Esse texto pode conter detalhes da trama do curta-metragem Inabitável (2020, Matheus Farias e Enock Carvalho), então se ainda não assistiu pense duas vezes antes de ler.
No cinema brasileiro contemporâneo, tem se tornado comum essa estratégia de utilizar o fantástico como uma forma de “atacar” uma realidade que está o tempo todo no limite do absurdo, especialmente desde as cisões políticas e sociais ocorridas na última década. Essa constante impressão e percepção de uma realidade volátil, frágil, entregue às constantes reviravoltas e intersecções do aleatório, do arbitrário, acaba tendo esse efeito interessante sobre quem produz ficção no país, esses elementos fantásticos aparecem como uma tentativa assumidamente frágil de assumir o controle sobre toda uma subjetividade que escaparia por entre os dedos de uma narrativa que se detivesse ao real.
Em Inabitável existe um tensionamento muito interessante nesse sentido, temos essa narrativa que o tempo todo busca afetar uma percepção muito particular da realidade através desses elementos. O curta inicia com a mãe que procura a filha desaparecida, e logo gera uma certa comoção na vizinhança e entre as amigas das duas - essa reação que, por parte das outras personagens se esboça quase de maneira verborrágica, por parte da mãe se expressa de maneira muito contida, é quase como se fosse cotidiano para ela estar à procura da filha, ou como se desde sempre ela esperasse por esse dia em que Roberta simplesmente sumiria. Essa reação diversa que o sumiço dela gera em cada uma das personagens acaba por emprestar verossimilhança àquilo que o espectador já estava o tempo todo “pescando” no ar: estamos diante de um enredo que trata da condição do Brasil como um dos países mais mata pessoas LGBTQI+ no mundo, e o filme parece iniciar “expondo” essa realidade.
No momento em que esse contexto é evocado, enquanto a mãe e as amigas buscam pistas do paradeiro de Roberta em seu quarto, encontra-se um objeto “fantástico”, um amuleto luminoso que evidencia o poder da ligação entre Marilene e sua filha; entretanto, isso não é suficiente ainda para tirar a nossa atenção dessa realidade que assombra o sumiço de Roberta, e o frio na barriga segue até a cena em que Marilene vai até o IML fazer a identificação de um corpo que, segundo à análise dos legistas, pode ser o de sua filha - se a construção de todo o filme até então culminou nesse instante “dramático” de convergência, é aqui que o registro se mostra alheio a essa ideia que parece querer globalizar a narrativa, é aqui que se “ataca” essa realidade dos dados. O medo da morte diante do desaparecimento de uma mulher trans no Brasil se mostra nessa cena, em que Marilene não reconhece o corpo como sendo de sua filha, uma simples afetação dessa realidade aleatória e incontrolável que se coloca entre nós e a nossa leitura dos estímulos proporcionados pelo filme até aqui - não o índice que irá levar adiante a nossa narrativa.
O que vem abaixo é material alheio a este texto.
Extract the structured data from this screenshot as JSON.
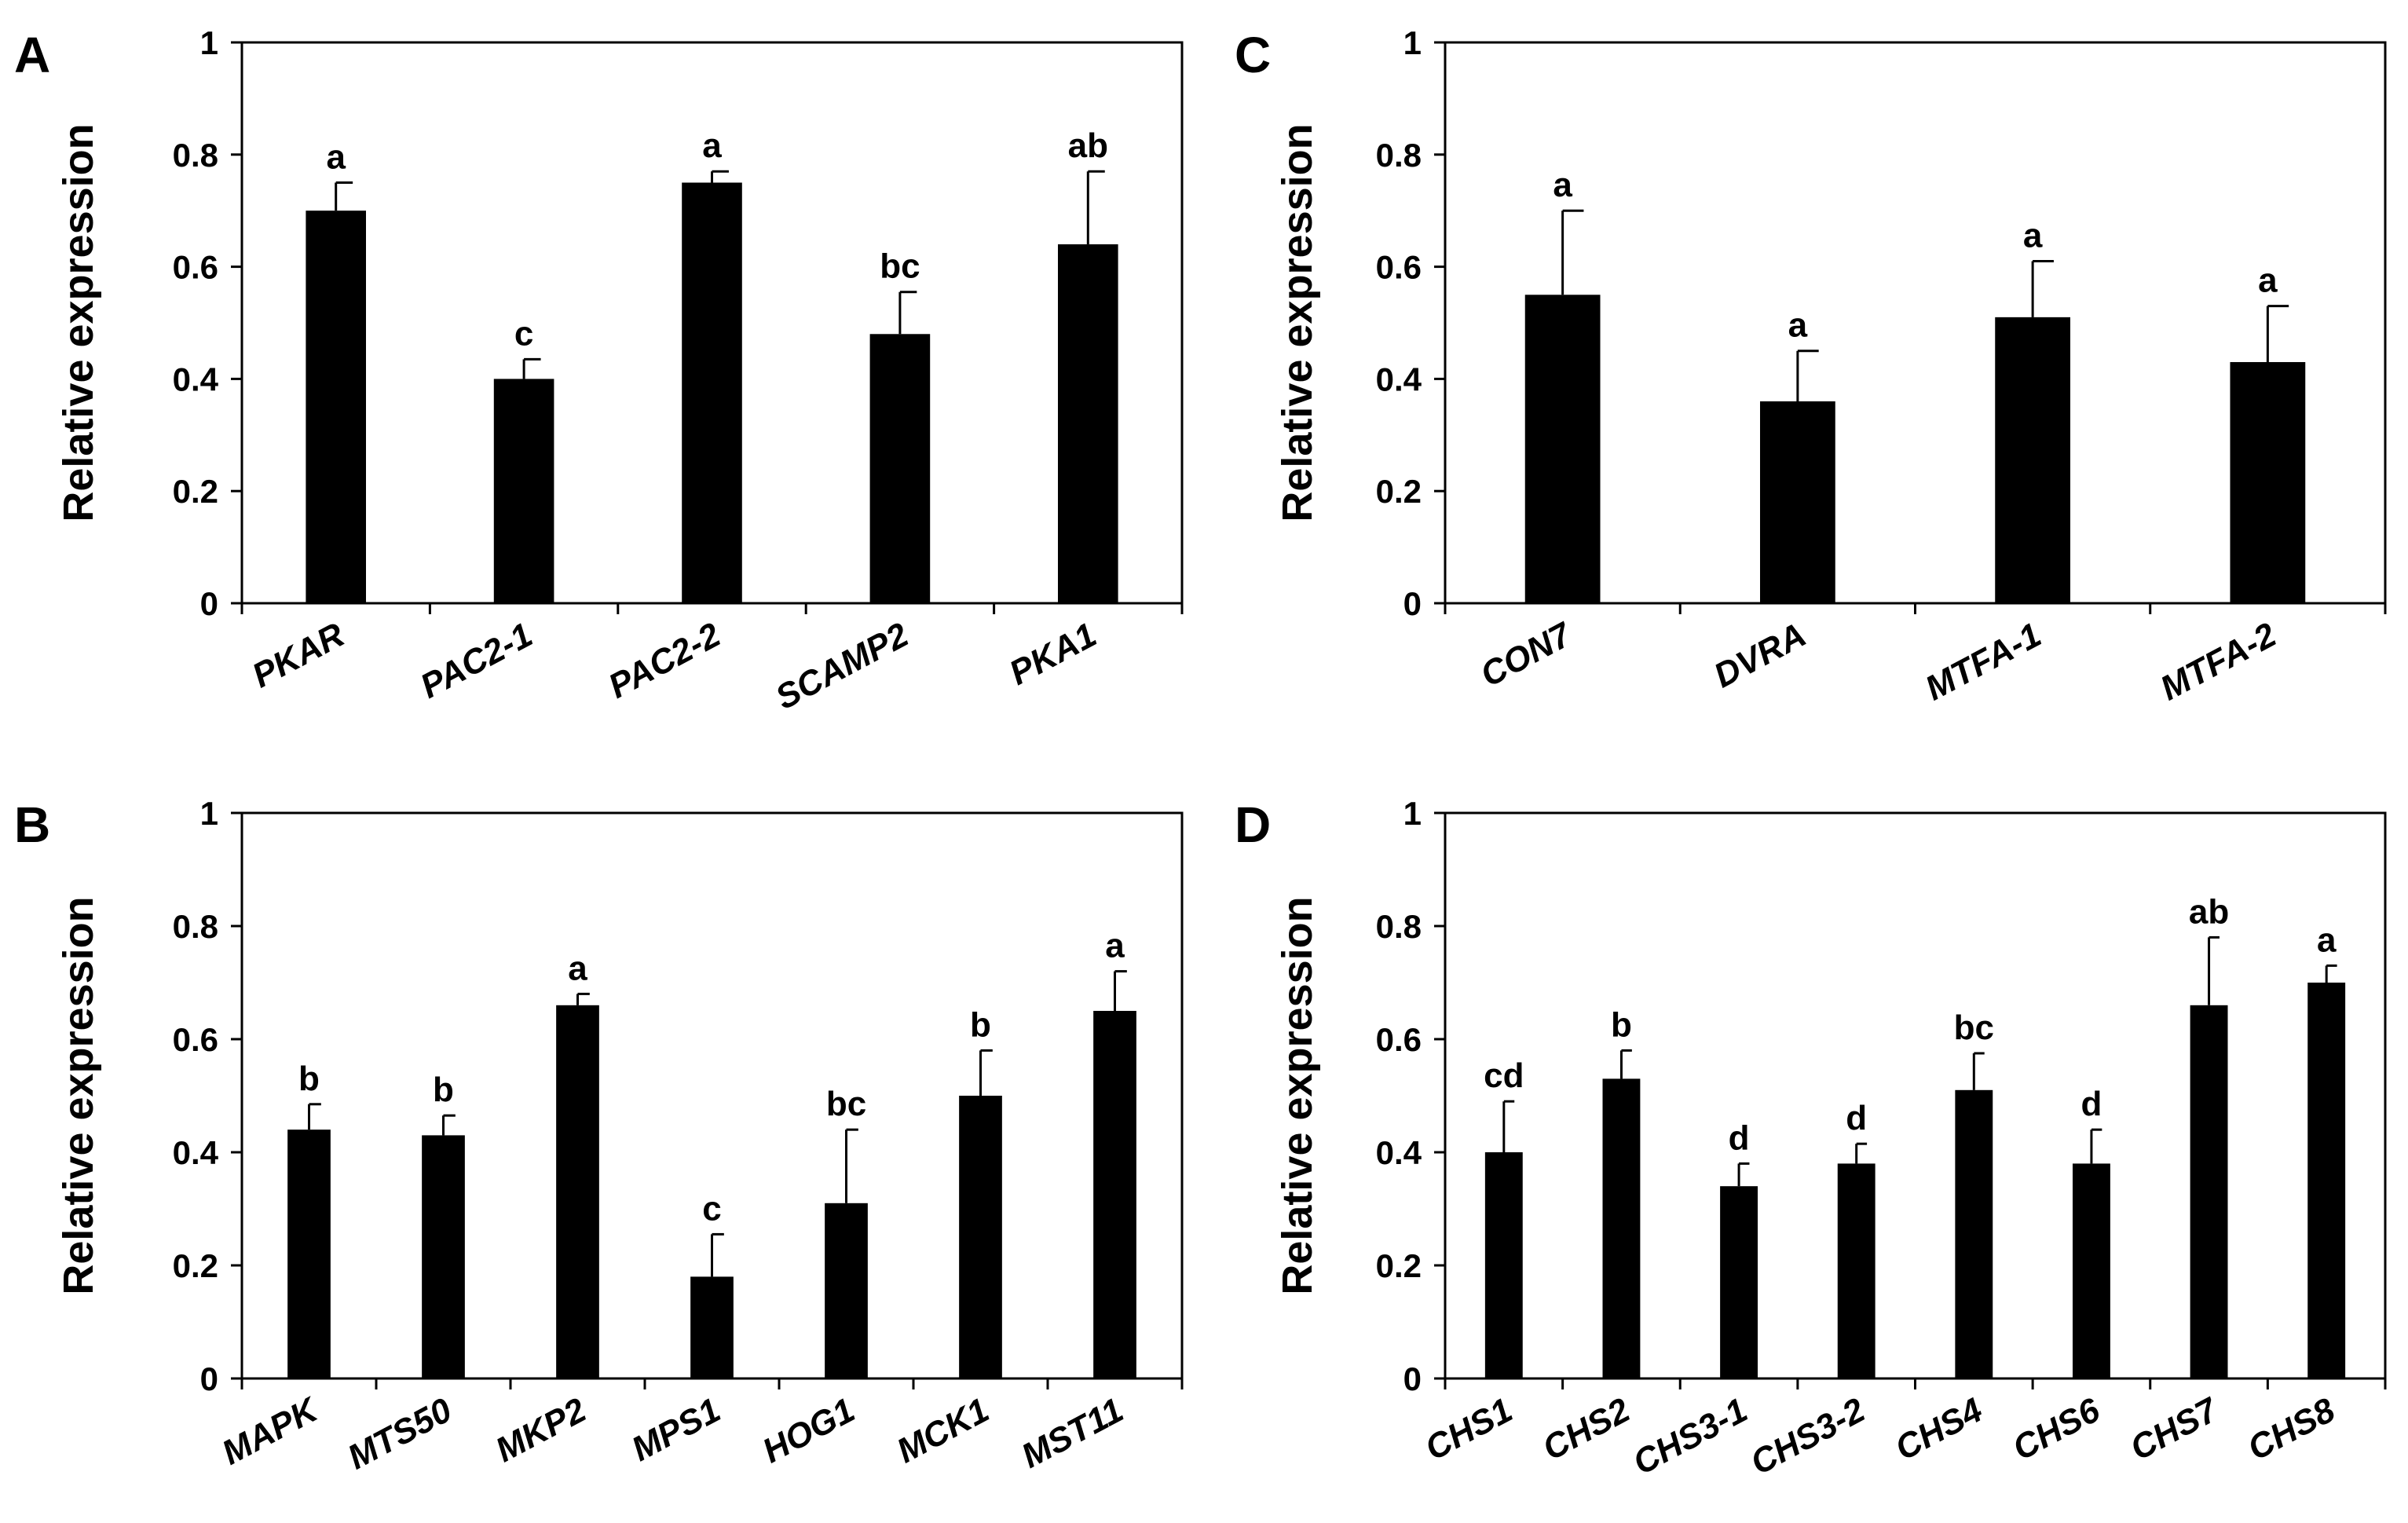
{
  "chart_data": [
    {
      "panel": "A",
      "type": "bar",
      "ylabel": "Relative expression",
      "ylim": [
        0,
        1
      ],
      "yticks": [
        "0",
        "0.2",
        "0.4",
        "0.6",
        "0.8",
        "1"
      ],
      "categories": [
        "PKAR",
        "PAC2-1",
        "PAC2-2",
        "SCAMP2",
        "PKA1"
      ],
      "values": [
        0.7,
        0.4,
        0.75,
        0.48,
        0.64
      ],
      "errors": [
        0.05,
        0.035,
        0.02,
        0.075,
        0.13
      ],
      "letters": [
        "a",
        "c",
        "a",
        "bc",
        "ab"
      ]
    },
    {
      "panel": "B",
      "type": "bar",
      "ylabel": "Relative expression",
      "ylim": [
        0,
        1
      ],
      "yticks": [
        "0",
        "0.2",
        "0.4",
        "0.6",
        "0.8",
        "1"
      ],
      "categories": [
        "MAPK",
        "MTS50",
        "MKP2",
        "MPS1",
        "HOG1",
        "MCK1",
        "MST11"
      ],
      "values": [
        0.44,
        0.43,
        0.66,
        0.18,
        0.31,
        0.5,
        0.65
      ],
      "errors": [
        0.045,
        0.035,
        0.02,
        0.075,
        0.13,
        0.08,
        0.07
      ],
      "letters": [
        "b",
        "b",
        "a",
        "c",
        "bc",
        "b",
        "a"
      ]
    },
    {
      "panel": "C",
      "type": "bar",
      "ylabel": "Relative expression",
      "ylim": [
        0,
        1
      ],
      "yticks": [
        "0",
        "0.2",
        "0.4",
        "0.6",
        "0.8",
        "1"
      ],
      "categories": [
        "CON7",
        "DVRA",
        "MTFA-1",
        "MTFA-2"
      ],
      "values": [
        0.55,
        0.36,
        0.51,
        0.43
      ],
      "errors": [
        0.15,
        0.09,
        0.1,
        0.1
      ],
      "letters": [
        "a",
        "a",
        "a",
        "a"
      ]
    },
    {
      "panel": "D",
      "type": "bar",
      "ylabel": "Relative expression",
      "ylim": [
        0,
        1
      ],
      "yticks": [
        "0",
        "0.2",
        "0.4",
        "0.6",
        "0.8",
        "1"
      ],
      "categories": [
        "CHS1",
        "CHS2",
        "CHS3-1",
        "CHS3-2",
        "CHS4",
        "CHS6",
        "CHS7",
        "CHS8"
      ],
      "values": [
        0.4,
        0.53,
        0.34,
        0.38,
        0.51,
        0.38,
        0.66,
        0.7
      ],
      "errors": [
        0.09,
        0.05,
        0.04,
        0.035,
        0.065,
        0.06,
        0.12,
        0.03
      ],
      "letters": [
        "cd",
        "b",
        "d",
        "d",
        "bc",
        "d",
        "ab",
        "a"
      ]
    }
  ]
}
É quase que um ato de recusa à esta realidade, muito simbólico através de sua ficcionalização, terminamos o curta com essa impressão; o filme contorna uma realidade para demonstrar como a sua leitura típica pode ser demonstrativa do próprio sintoma - o desaparecimento de uma mulher trans é deslocado completamente de um contexto de violência, embora o tempo todo tenhamos essa impressão, é um comentário sobre como acabamos normalizando uma realidade completamente permissiva à violação de direitos e liberdades das pessoas LGBTQI+ nosso país. Existe uma verdade colocada pelo filme que só pode ser acessada através da ficção, através desses elementos fantásticos e do que pode surgir de seu confronto com essa realidade.
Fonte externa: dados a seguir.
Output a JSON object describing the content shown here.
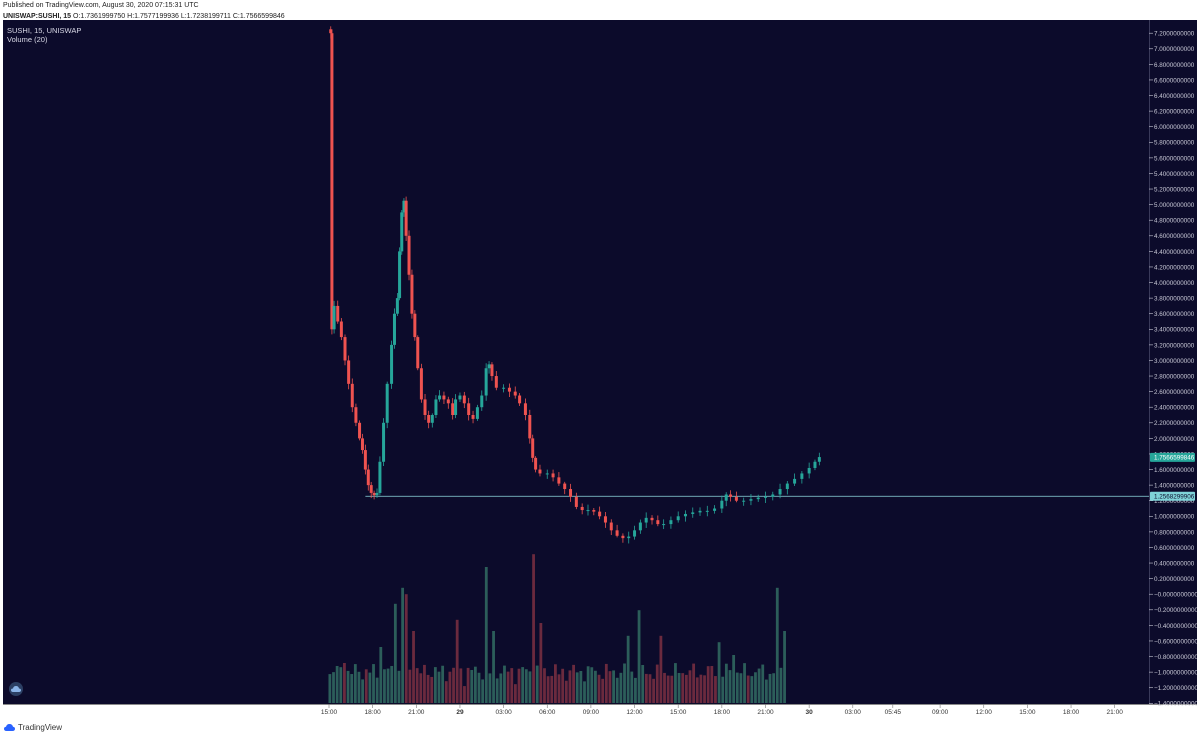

Inabitável, dirigido por Matheus Farias e Enock Carvalho, integra a Mostra Competitiva de Curtas Brasileiros do 48° Festival de Cinema de Gramado e está disponível no Canal Brasil Play até hoje 20/09 às 20 horas. O 48° Festival de Cinema de Gramado começou no dia 17/09 e vai até o dia 26/09, com filmes disponíveis através do serviço de streaming oficial do Canal Brasil, e diversas outras atividades realizadas através das redes do festival.